Way back in 1995 my friends and I took an old MG Montego on a road trip from Scotland to Chamonix in the French Alps which also happened to be my first holiday abroad. I wrote about it a few years ago – The Spirit of Adventure. My abiding memory of that trip was taking a hike up the mountains to see my first ever glacier. I was expecting it to look pristine and white, not covered in rocks and debris so initially asked my friend where the glacier was before he pointed out that everything in front of me was a glacier! You can understand my confusion, this is the photo I subsequently took:
Wind forward to the Summer of 2017 where I had the pleasure of spending a few months living in France including a couple of trips to Chamonix. First time was with a friend for a few days and we went up to the highest point a cable car can – the Aiguille du Midi (which was too expensive for the John Conners of 1995 to afford) – and I was hoping once again to catch sight of this amazing glacier I’d seen over 20 years before. Turns out I should have looked at a map – the glacier was on the next set of mountains over. But it was pretty spectacular nonetheless!
A few weeks later I returned and this time I had a better of idea of the glacier I’d originally seen – I reckoned it was the mighty Mer de Glace. So I figured out how to hike there and one morning that’s exactly what I did. Rather than being a lazy tourist and taking the funicular railway to the top I walked – starting straight up a ski slope (those things are pretty steep and relentless to walk up). And after a couple of hours I found myself in truly spectacular scenery.
It was shortly after I was in for a bit of a shock. Turns out the glacier has receded dramatically over the 22 years since I’d been. To the point where there are signs on the cliff as you go down showing you where it was in a given year.
I couldn’t help but feel sad – upset if I’m honest – to see such a dramatic difference in such a short space of time (22 years really isn’t long at all). The sheer volume of ice that’s melted just boggles the mind, but it wasn’t until I finally got around to scanning in the negatives of my photos from 1995 that I was really able to compare the before and after as it just happens that I’d taken pretty much the exact same photo 22 years apart (I’m nothing if not consistent).
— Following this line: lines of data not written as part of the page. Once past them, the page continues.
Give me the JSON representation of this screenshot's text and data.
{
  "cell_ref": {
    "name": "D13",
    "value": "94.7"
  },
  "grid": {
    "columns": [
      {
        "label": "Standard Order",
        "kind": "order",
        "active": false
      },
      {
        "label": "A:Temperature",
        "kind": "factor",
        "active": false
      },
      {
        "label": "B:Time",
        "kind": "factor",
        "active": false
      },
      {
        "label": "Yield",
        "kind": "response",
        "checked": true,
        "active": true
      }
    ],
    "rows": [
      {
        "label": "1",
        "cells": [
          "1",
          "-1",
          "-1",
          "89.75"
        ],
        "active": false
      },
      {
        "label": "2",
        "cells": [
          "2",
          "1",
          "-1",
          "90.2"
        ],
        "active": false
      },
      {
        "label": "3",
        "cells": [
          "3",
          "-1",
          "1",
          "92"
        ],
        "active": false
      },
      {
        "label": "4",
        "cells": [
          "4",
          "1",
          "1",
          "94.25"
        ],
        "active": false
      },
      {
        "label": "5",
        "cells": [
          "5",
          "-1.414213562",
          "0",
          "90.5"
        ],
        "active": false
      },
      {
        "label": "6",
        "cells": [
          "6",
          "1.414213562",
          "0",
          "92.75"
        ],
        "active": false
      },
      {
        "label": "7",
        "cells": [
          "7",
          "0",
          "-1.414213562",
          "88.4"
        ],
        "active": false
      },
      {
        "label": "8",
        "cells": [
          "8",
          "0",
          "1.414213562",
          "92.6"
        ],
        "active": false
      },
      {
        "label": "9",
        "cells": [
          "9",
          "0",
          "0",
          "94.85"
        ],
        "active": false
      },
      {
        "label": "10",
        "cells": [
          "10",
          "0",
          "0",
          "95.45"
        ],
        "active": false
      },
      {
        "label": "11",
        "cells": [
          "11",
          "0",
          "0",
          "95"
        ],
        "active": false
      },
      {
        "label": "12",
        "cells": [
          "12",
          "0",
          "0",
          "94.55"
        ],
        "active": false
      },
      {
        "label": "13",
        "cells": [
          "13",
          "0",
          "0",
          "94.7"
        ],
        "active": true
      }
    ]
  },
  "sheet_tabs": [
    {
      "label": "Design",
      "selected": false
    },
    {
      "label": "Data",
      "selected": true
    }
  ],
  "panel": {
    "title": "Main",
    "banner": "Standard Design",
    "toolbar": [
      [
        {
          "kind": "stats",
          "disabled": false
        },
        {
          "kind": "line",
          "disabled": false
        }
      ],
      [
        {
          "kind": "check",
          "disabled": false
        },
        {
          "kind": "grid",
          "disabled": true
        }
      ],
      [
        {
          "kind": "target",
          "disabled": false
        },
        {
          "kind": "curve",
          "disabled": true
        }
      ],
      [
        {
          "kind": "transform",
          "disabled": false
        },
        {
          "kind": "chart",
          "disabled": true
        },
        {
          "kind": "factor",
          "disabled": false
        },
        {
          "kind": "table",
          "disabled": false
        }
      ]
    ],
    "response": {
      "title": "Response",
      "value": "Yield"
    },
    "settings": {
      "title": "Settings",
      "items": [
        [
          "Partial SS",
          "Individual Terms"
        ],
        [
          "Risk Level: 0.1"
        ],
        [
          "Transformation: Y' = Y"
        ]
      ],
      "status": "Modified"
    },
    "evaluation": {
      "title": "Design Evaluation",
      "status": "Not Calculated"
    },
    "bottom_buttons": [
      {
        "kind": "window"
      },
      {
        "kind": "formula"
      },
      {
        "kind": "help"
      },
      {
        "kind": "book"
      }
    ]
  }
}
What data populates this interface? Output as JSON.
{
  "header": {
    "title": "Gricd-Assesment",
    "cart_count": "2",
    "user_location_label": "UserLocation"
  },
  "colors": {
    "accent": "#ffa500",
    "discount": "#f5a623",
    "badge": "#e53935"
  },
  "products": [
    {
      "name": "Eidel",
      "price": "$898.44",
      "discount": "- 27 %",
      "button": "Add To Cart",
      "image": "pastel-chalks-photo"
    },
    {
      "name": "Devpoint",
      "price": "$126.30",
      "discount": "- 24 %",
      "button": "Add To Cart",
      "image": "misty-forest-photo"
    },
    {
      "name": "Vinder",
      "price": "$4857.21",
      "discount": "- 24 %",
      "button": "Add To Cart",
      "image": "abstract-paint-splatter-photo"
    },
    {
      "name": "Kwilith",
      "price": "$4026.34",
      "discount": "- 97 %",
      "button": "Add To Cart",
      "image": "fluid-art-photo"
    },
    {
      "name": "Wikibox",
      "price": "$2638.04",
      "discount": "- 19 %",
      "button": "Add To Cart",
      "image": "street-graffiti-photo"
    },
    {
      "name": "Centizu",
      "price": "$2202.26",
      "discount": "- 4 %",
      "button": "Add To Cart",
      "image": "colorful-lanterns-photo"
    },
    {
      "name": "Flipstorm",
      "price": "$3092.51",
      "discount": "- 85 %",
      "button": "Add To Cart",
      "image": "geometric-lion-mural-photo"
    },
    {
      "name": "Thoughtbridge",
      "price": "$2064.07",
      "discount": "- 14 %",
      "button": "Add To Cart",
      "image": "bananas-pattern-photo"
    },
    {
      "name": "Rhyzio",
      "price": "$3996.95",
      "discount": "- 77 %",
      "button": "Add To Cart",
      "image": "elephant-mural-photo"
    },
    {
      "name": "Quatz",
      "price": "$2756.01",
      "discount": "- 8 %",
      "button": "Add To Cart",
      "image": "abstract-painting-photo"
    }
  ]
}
The photos were taken at around the same time of year and it’s pretty clear that the rock and green line is significantly further from the glacier than it used to be. When you multiply that by how long the glacier is, that’s a hell of a lot of ice that’s no longer there. When you look at a photo like those above and see the difference it’s pretty unsettling. But when you walk there and see it with your own eyes and remember what it looked like before, it really does bring it home to you how our planet is warming. We live on a beautiful planet, but it’s fragile.
A couple of generations from now that glacier will be entirely gone. Enjoy it while you can.